If brothers divided their father’s estate, and the father’s creditor collected his debt from one brother, Rav says: בטלה מחלוקת – The division is void, and the remaining estate is redivided. Shmuel says: ויתר – He has forgone his share and has no claim against his brother. Rav Assi says: נוטל רביע בקרקע ורביע במעות – He takes one-quarter of land from his brother, or his brother may give him the value of one-quarter of the field in money. Rav holds: האחים שחלקו כיורשים הוו – Brothers who divide an estate are considered like heirs, and jointly owe the father’s debts. If it was collected from one, he must be compensated, as if he never received his share. Shmuel holds they are considered לקוחות – purchasers of their shares from one another, and additionally are like purchasers without guarantee of compensation, so whichever land was taken, that brother has no claim against the other. Rav Assi is uncertain whether they are like heirs or purchasers, so he may only demand half-compensation, which is a quarter of the other brother’s share. Additionally, he holds the brother may choose to pay him with money instead of land.

  • הידור במצוה עד שליש

Rebbe Zeira quoted Rav Huna: במצוה עד שליש – One spends up to a third on a mitzvah. This cannot mean that one must spend a third of his total assets on a mitzvah, because then one would have to spend his entire estate on three mitzvos!? Rebbe Zeira clarified: בהידור מצוה עד שליש במצוה –Regarding beautification of a mitzvah, one must spend up to a third of the cost of the mitzvah itself. Rav Ashi asked: שליש מלגיו או שליש מלבר – Is this a third calculated “from the inside” (i.e., an additional third above the original amount), or is it calculated “from the outside” (i.e., an additional half, which amounts to a third of the combined total)? The question is left unresolved. In Eretz Yisroel, Rebbe Zeira was quoted as saying: עד שליש משלו – Up to a third must be funded from one’s own assets. מכאן ואילך משל הקב"ה – From there and on, if he spends more, it will be funded (i.e., reimbursed) from Hashem.
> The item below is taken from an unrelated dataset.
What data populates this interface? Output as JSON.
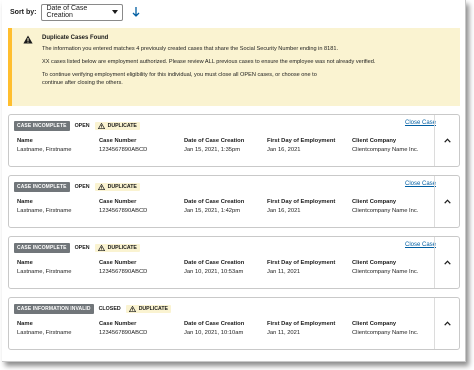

  • Leaving an ox or pit vs. leaving a fire to be watched by חרש שוטה וקטן

The next Mishnah states: כל שחבתי בשמירתו – Anything I am obligated to guard from damaging, הכשרתי את נזקו – I have caused the damage it does if I did not guard it adequately. A Baraisa illustrates this: שור ובור שמסרן לחרש שוטה וקטן – An ox or pit that one left under the watch of a deaf-mute, an insane person, or a minor, he is responsible for their damages. If he left a fire under their watch, he is exempt from its damages. The distinction is explained in two ways: According to Reish Lakish, who holds one responsible for a flame he handed to an incompetent person, this case must be with a mere גחלת – coal, and the parallel cases are a tied-up ox and covered pit. The difference is: שור דרכיה לנתוקי – An ox tends to loosen itself from its bonds, בור דרכיה לנתורי – and a pit’s cover tends to become dislodged (so the safeguards were insufficient), whereas a coal, the longer it is left alone, מעמיא עמיא ואזלא – it progressively dims, and he did not cause the damage. According to Rebbe Yochanan, who exempts even for damages from a flame left with them, the parallel case would be an untied ox and uncovered pit. The difference between them is that regarding a flame, צבתא דחרש קא גרים – the deaf-mute’s handling caused the damage, and not the owner’s negligence, whereas the unguarded ox and pit damaged without any action from the incompetent person.